El retrovisor

Notas de organillo

Miguel López Guzmán

Cuantas veces hemos pensado seriamente en cambiar de cara, desechamos por instinto estético, el surtido de caretas, que nos ofrecen febrero y sus carnavales. Es una manía consustancial del hombre la de disfrazarse, querer ser otro a ratos; no ser uno mismo, porque cansa mucho llevar continuamente el mismo cuerpo y el mismo disfraz. Por eso se ve a algunos que quieren huir de sí mismos. El Carnaval tiene carta de naturaleza en la vida diaria de los humanos. Febrero es un mes simpático, con máscaras y confetis a la hora de representarlo, aunque nadie tenga compasión de su sacrificio, un mes que nace sietemesino para ajustar el funcionamiento del calendario, estropeado desde su invento.

Por los demás, febrero es un mes frío, algo que lleva a la gente a salir a la calle en las mañanas soleadas, ocupar una mesa al sol en una de las muchas terrazas que pueblan la ciudad. Resulta conmovedor, a la hora de pasear por una calle tan murciana y emblemática como es la Trapería, el ver las persianas de comercios y entidades bancarias cerradas a cal y canto. No, nada es ya igual a aquellas Platería y Trapería de paseos al sol de febrero, calles bulliciosas de ir y venir; de saludos y de encuentros, las que siguen manteniendo un fondo musical con notas de acordeón, que artistas callejeros venidos de fuera de nuestras fronteras contribuyen con su música al encanto de las viejas calles.

Habrá que echar una mirada atrás por el retrovisor del tiempo para escudriñar en la memoria y volver a escuchar las notas de composiciones con acento español, aquellas notas que el viento fresco de febrero llevaba a todo los rincones de la ciudad y amenizaba el paseo de los ociosos y el transitar de los que aún gozaban de la actividad laboral. Parece que la música del entrañable organillo haya enmudecido para siempre, retirándose con tristeza para dar paso a los cambios que lleva consigo la vida.

Pasodobles, boleros y notas musicales que desbordaban de alegría las charlas callejeras y que llegaban hasta los balcones, desbordando vida y sembrando optimismo.

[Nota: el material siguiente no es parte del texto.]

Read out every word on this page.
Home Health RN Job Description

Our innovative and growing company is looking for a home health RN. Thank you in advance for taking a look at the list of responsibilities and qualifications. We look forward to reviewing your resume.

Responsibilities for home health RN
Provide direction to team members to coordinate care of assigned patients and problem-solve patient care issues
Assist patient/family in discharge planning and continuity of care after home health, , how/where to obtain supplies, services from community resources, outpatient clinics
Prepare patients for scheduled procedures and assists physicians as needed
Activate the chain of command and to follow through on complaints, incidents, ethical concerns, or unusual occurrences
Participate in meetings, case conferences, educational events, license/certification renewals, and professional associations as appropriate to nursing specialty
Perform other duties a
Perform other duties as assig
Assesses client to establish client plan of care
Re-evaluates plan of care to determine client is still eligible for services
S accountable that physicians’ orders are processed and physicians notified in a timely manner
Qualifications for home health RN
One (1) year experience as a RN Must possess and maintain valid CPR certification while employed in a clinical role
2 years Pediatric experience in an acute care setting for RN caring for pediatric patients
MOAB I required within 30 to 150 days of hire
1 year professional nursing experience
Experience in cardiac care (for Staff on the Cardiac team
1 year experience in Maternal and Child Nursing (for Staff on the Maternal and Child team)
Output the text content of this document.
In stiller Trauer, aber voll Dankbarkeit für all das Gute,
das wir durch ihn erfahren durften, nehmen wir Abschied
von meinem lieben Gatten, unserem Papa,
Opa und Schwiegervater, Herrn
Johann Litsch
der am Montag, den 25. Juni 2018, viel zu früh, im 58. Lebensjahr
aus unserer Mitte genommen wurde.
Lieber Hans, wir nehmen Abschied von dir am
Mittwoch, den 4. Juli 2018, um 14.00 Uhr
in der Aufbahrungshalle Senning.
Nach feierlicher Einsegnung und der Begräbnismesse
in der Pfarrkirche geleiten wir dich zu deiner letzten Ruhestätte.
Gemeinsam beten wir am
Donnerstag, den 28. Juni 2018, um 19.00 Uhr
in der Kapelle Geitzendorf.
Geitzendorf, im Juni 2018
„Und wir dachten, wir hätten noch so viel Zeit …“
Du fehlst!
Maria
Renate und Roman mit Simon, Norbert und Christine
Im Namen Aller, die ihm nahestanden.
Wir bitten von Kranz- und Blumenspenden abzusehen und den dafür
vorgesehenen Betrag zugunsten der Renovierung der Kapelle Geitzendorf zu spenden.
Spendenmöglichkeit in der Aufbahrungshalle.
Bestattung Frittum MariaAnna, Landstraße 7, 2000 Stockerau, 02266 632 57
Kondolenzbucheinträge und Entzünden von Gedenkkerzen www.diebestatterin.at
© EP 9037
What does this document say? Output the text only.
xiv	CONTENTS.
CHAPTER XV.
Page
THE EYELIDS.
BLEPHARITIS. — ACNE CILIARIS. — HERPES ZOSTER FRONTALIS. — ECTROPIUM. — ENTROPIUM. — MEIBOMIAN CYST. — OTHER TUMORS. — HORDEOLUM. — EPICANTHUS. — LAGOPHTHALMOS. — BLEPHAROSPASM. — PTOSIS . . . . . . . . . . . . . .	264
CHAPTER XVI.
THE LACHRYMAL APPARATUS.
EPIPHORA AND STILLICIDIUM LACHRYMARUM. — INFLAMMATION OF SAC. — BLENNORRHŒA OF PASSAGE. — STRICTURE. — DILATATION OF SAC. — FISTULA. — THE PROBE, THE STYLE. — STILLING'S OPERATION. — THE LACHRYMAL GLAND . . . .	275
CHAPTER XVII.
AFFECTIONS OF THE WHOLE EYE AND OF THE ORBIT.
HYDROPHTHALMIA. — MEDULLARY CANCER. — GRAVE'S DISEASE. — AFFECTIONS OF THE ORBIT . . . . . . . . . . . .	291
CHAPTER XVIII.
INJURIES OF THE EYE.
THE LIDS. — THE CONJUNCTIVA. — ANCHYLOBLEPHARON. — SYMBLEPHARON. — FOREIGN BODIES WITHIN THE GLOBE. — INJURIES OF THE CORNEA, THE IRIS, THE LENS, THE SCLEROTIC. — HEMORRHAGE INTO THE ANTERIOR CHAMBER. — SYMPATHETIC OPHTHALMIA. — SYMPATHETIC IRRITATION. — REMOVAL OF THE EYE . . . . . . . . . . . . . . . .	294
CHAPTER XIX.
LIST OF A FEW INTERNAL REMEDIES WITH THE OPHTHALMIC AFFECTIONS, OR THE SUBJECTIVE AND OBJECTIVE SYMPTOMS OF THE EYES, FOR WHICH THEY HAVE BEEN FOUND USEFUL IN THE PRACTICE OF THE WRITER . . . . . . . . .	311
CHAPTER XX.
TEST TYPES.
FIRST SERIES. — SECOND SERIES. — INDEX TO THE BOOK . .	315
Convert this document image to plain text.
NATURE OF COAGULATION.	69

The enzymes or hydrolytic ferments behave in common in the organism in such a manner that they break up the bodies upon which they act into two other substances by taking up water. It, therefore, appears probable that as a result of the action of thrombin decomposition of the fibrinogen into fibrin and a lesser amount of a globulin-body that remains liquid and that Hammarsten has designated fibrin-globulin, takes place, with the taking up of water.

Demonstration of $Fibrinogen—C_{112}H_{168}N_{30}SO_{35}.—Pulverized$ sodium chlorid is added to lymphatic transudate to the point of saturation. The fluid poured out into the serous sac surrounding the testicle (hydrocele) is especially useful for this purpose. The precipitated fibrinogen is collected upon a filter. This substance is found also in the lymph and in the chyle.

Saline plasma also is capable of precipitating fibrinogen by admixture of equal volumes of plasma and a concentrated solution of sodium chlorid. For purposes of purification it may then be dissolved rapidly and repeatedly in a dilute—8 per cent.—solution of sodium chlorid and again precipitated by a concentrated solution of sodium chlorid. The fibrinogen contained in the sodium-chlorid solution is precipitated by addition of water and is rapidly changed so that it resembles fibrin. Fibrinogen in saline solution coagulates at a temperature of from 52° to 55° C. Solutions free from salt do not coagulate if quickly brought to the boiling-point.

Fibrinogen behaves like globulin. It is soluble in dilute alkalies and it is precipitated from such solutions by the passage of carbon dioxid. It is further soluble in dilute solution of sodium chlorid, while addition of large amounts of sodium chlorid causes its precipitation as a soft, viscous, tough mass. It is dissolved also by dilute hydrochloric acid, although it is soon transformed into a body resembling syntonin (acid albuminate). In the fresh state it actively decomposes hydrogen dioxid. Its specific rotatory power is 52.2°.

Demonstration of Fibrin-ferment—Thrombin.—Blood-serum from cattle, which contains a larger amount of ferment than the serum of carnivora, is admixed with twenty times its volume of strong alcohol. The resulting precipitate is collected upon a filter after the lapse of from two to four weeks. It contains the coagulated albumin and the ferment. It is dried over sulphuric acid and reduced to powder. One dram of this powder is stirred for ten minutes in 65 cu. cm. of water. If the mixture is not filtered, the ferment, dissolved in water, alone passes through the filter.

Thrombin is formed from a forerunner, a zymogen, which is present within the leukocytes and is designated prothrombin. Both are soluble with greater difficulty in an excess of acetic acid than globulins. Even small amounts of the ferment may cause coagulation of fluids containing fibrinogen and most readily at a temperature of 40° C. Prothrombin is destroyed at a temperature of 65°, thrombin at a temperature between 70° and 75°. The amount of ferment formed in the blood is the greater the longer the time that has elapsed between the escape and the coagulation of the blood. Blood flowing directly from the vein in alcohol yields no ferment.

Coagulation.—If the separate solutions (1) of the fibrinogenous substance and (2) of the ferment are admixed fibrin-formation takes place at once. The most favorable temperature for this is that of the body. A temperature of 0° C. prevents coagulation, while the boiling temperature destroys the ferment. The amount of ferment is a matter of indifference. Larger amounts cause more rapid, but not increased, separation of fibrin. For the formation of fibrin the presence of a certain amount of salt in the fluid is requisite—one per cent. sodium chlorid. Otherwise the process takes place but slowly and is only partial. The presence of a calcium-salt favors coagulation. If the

Pesado instrumento que se hacía transportar por ruedas en el mejor de los casos. Decorado con el rojo y gualda en forma de faldón o banderita en lo más alto del mueble sonoro que confería carácter y españolidad al viejo instrumento. Fundamental movimiento del manubrio para dar ritmo al pasodoble, el que inundaba los corazones a la hora de venir de la compra, del paseo colegial o de la holganza merecida de la jubilación.

Y allí, escondido como con miedo a mostrarse por orgullo, el platillo que recogía el fruto de la buena voluntad de los transeúntes. En el aire quedaron para siempre los ecos pegadizos de El gato montés, de La Parranda, Nerva, Manolete o Banderita.

Unos van y otros vienen. Notas que alegraron las frías y soleadas mañanas de otros febreros que se fueron para no volver y que nos hacen registrar con nostalgia en nuestra memoria.